All fits to clinical data using (Equation 1a), (Equation 1b), (Equation 1c), (Equation 1d), (Equation 1e), (Equation 1f), (Equation 1g), (Equation 1h), (Equation 1i) were performed in Monolix v2020R1 using non-linear mixed effects. All individuals and all individual data points for three doses are used in the longitudinal modelling assay; data points acquiring post-Dose-4 are removed from the analysis. IgG best-fit parameters are obtained in a dose-dependent two-stage fitting process whereby the data is separated into two parts: baseline to pre-Dose-3, and pre-Dose-3 through to end of study timepoint V9. A set of IgG fit parameters are therefore obtained for each of the two fits. Cytokine data is included in the IgG fits. However, these are not reported on as the errors and uncertainties in the cytokine-respective two-stage fitted parameters were unable to be estimated due to the lack of data resolution within the time window for the two-stage fits. We note that the production and decay rates estimated from the longitudinal modelling approach will be affected by the IgG saturation values which limit the dynamical range in observed BAU/mL. Therefore, our production and decay rates likely underestimate and overestimate the true value, respectively.

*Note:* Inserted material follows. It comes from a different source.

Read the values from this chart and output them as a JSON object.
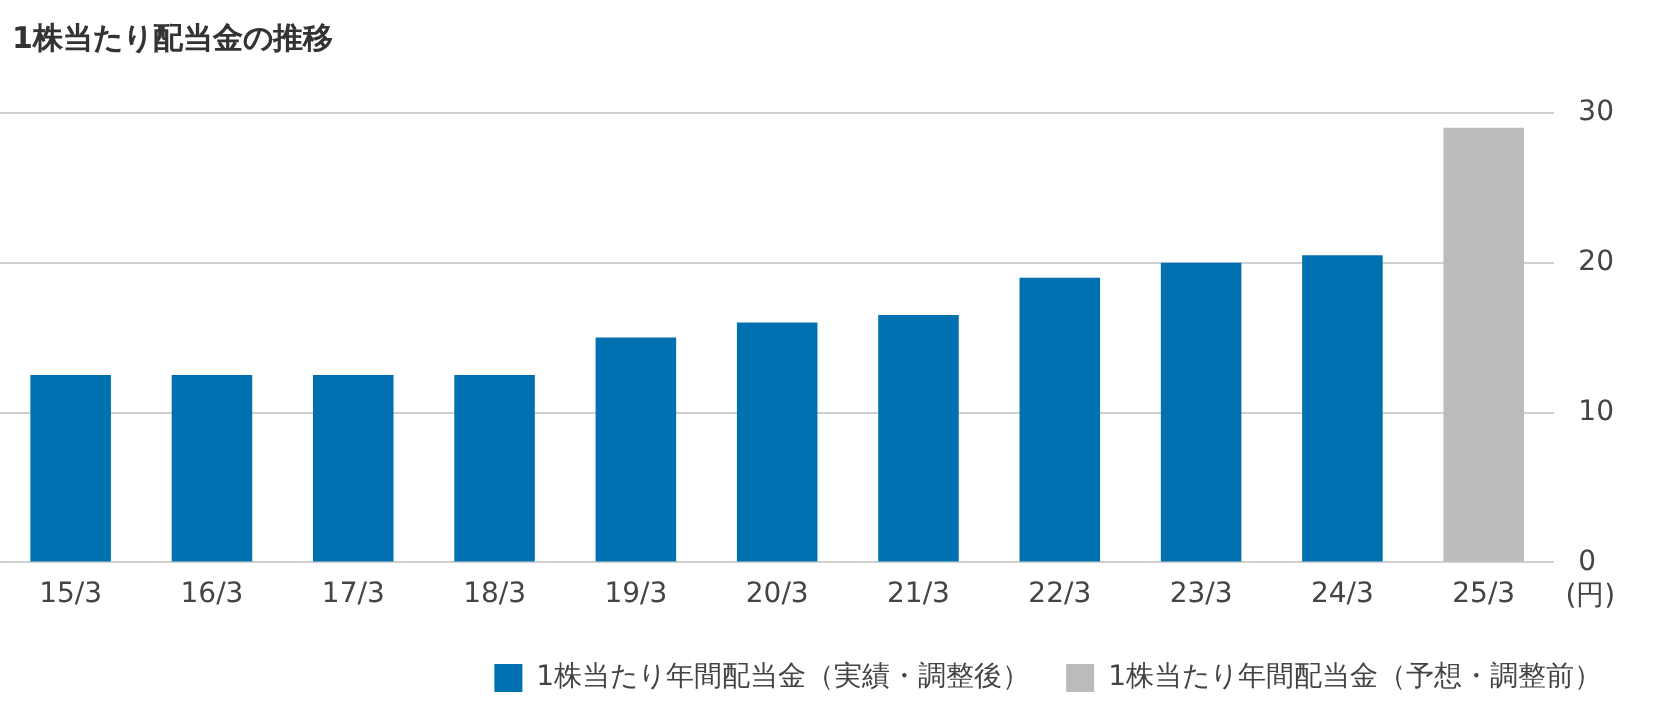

A single-stage fitting process is used to estimate robust longitudinal cytokine and memory B cell dynamics: these fitted parameters are estimated through a fit to all Dose-3 clinical data present for all time points, V1 through to V9, resulting in a single set of cytokine model parameters. The cytokine and memory B cell data resolution do not support dose-dependent parameter estimate as done with the IgG. All random effects, and relative standard error on random effects from the model results are shown in Table S31.

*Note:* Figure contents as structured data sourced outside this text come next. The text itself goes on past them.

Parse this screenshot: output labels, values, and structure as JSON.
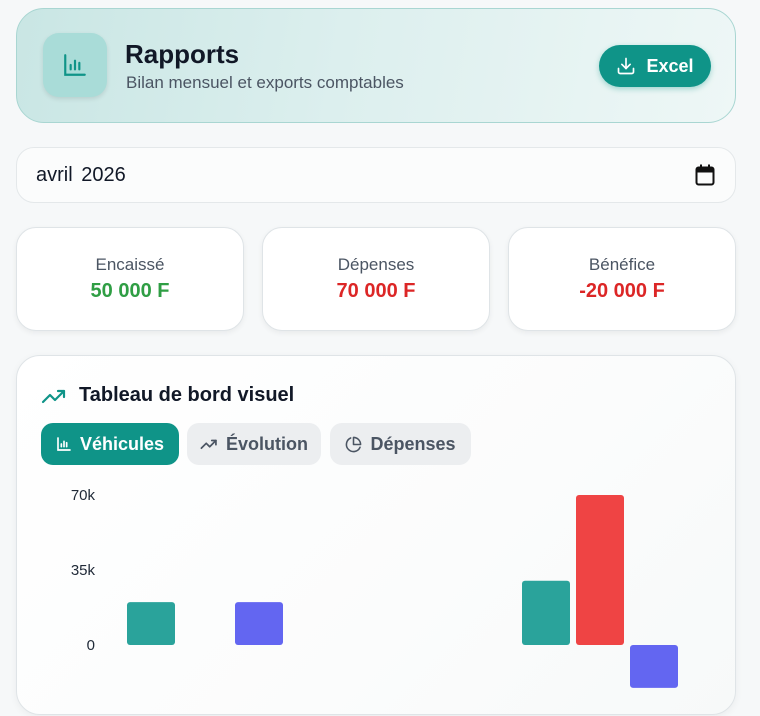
{
  "header": {
    "title": "Rapports",
    "subtitle": "Bilan mensuel et exports comptables",
    "excel_label": "Excel",
    "icon": "bar-chart-icon"
  },
  "date_picker": {
    "value": "avril 2026",
    "icon": "calendar-icon"
  },
  "stats": [
    {
      "label": "Encaissé",
      "value": "50 000 F",
      "color": "#2f9e44"
    },
    {
      "label": "Dépenses",
      "value": "70 000 F",
      "color": "#dc2626"
    },
    {
      "label": "Bénéfice",
      "value": "-20 000 F",
      "color": "#dc2626"
    }
  ],
  "dashboard": {
    "title": "Tableau de bord visuel",
    "title_icon": "trending-up-icon",
    "tabs": [
      {
        "label": "Véhicules",
        "icon": "bar-chart-icon",
        "active": true
      },
      {
        "label": "Évolution",
        "icon": "trending-up-icon",
        "active": false
      },
      {
        "label": "Dépenses",
        "icon": "pie-chart-icon",
        "active": false
      }
    ]
  },
  "colors": {
    "accent": "#0f9488",
    "income": "#2aa39b",
    "expense": "#ef4444",
    "profit": "#6366f1"
  },
  "chart_data": {
    "type": "bar",
    "y_tick_labels": [
      "70k",
      "35k",
      "0"
    ],
    "ylim": [
      -20000,
      70000
    ],
    "series": [
      {
        "color": "#2aa39b",
        "values": [
          20000,
          null,
          30000
        ]
      },
      {
        "color": "#ef4444",
        "values": [
          null,
          null,
          70000
        ]
      },
      {
        "color": "#6366f1",
        "values": [
          20000,
          null,
          -20000
        ]
      }
    ],
    "category_count": 3
  }
}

We performed structural and practical sensitivity analysis to characterize the response of our model outputs to variation in the fitted parameters.⁷⁸ Latin hypercube sampling (LHC) and partial rank correlation coefficient (PRCC)⁷⁹ are employed to study the structural identifiability of the longitudinal model outcomes. For a particular model parameter, PRCC values close to the maximum value of 1.0 indicate model output is highly sensitive to variation in that parameter, with values greater than 0.5 considered significant.⁸⁰ LHC PRCC analysis results are shown in Figure S10. We also report random effects and relative standard error on random effects to estimate practical data-driven identifiability in model outcomes (Table S31). Practical identifiability analysis quantifies how well-constrained the estimated model parameters are by the data sets to which they are being fit.⁷⁸ Both structural and practical demonstrate no identifiability issues with any parameters reported in this work for IgG, memory B cells, or cytokines.

Statistical analysis

Comparison of serum IgG levels was done by mixed effects linear regression adjusted for the same set of variables. Serum IgG levels were not normally distributed and were log_e-transformed for analysis. Baseline live SARS-CoV-2 neutralization titers were summarized as dichotomized variable given that most values were zero. Comparison between groups was based on Chi-square test or Fisher’s exact test as appropriate. Post-baseline comparison between groups was performed with quantile regression adjusted for age, vaccine regimen for D1 and D2 (mRNA/mRNA, ChAdOx1/ChAdOx1 and ChAdOx1/mRNA), and time between D1 and D2. For comparison at V9, we further adjusted for time between D3 and V9. For saliva ELISA and T cell ELISpot, the sample sizes were too small for a proper adjusted comparison between groups. Unadjusted comparison was based on Wilcoxon rank sum test. Analyses were conducted using SAS 9.4 (SAS Institute Inc., Cary, NC).

Published: September 14, 2023

Data and code availability

• •All data reported in this paper will be shared by the lead contact upon request.
• •This paper does not report original code.
• •Any additional information required to reanalyze the data reported in this paper is available from the lead contact upon request.